A simple book store API in need of input validation/sanitization.
This is a part of the University of Wyoming's Secure Software Design Course (Spring 2023). This is the base repository to be forked and updated for various assignments. Alternative language versions are available in:
bookshop-go
is buit with:
- go version go1.19.3 darwin/arm64
Start the api using go run main.go
.
I recommend using httpie
for testing of HTTP endpoints on the terminal. Tutorials are available elsewhere online, and you're free to use whatever tools you deem appropriate for testing your code.
First of all, this original code was missing a lot of needed "rows.Next()" lines that caused errors. However, as written it is safe against SQL injections. For instance, if CreateBook() were written as:
database.Exec(fmt.Sprintf(INSERT INTO Books (title, author, price) VALUES (%s, %s, %s);
, title, author, price))
then anything could be inputted into the title, author, and price fields, and db.Exec() would simply run it blindly.
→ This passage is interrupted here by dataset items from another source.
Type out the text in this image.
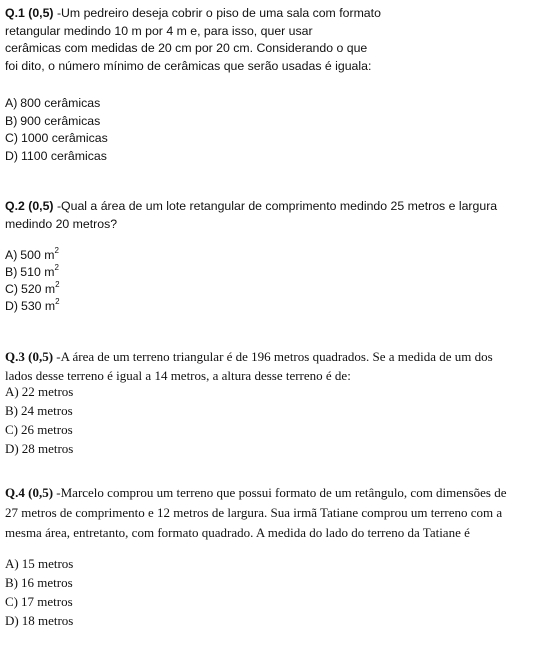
Q.1 (0,5) -Um pedreiro deseja cobrir o piso de uma sala com formato

retangular medindo 10 m por 4 m e, para isso, quer usar

cerâmicas com medidas de 20 cm por 20 cm. Considerando o que

foi dito, o número mínimo de cerâmicas que serão usadas é iguala:

A) 800 cerâmicas
B) 900 cerâmicas
C) 1000 cerâmicas
D) 1100 cerâmicas

Q.2 (0,5) -Qual a área de um lote retangular de comprimento medindo 25 metros e largura

medindo 20 metros?

A) 500 $m^2$
B) 510 $m^2$
C) 520 $m^2$
D) 530 $m^2$

Q.3 (0,5) -A área de um terreno triangular é de 196 metros quadrados. Se a medida de um dos

lados desse terreno é igual a 14 metros, a altura desse terreno é de:

A) 22 metros
B) 24 metros
C) 26 metros
D) 28 metros

Q.4 (0,5) -Marcelo comprou um terreno que possui formato de um retângulo, com dimensões de

27 metros de comprimento e 12 metros de largura. Sua irmã Tatiane comprou um terreno com a

mesma área, entretanto, com formato quadrado. A medida do lado do terreno da Tatiane é

A) 15 metros
B) 16 metros
C) 17 metros
D) 18 metros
However, the code instead parametrizes these fields within that function:
database.Exec(INSERT INTO Books (title, author, price) VALUES (?, ?, ?);
, title, author, price)
When given multiple parameters, db.Exec() automatically sanitizes the optional parameters for SQL injections, or if they're simply too long.
On the other hand, the price field could be any float32. But we don't want negative prices, so we must manually validate this.
Furthermore, we can make the following post request successfully:
{ "Title": "Dune", "Author": "Frank Herbert" }
If we do so, it will add that book to the database with a price of 0. This is because we didn't give a price, and the existing handlers will have it default to 0. This is bad, since we want the listing for each book to be complete and accurate.
The code we have now validates that there are no missing fields, and that a book's price is positive.
Acknowledgements: I have no idea about JSON stuff. I worked with Long, but he was unfamiliar with how to do this with Go syntax. So I asked ChatGPT and it wrote all the code for these "create" functions, I checked that it ran, and Long could see that the code made sense. He then wrote code inspired by this, but since I have no shame I left it as is, and added some logging.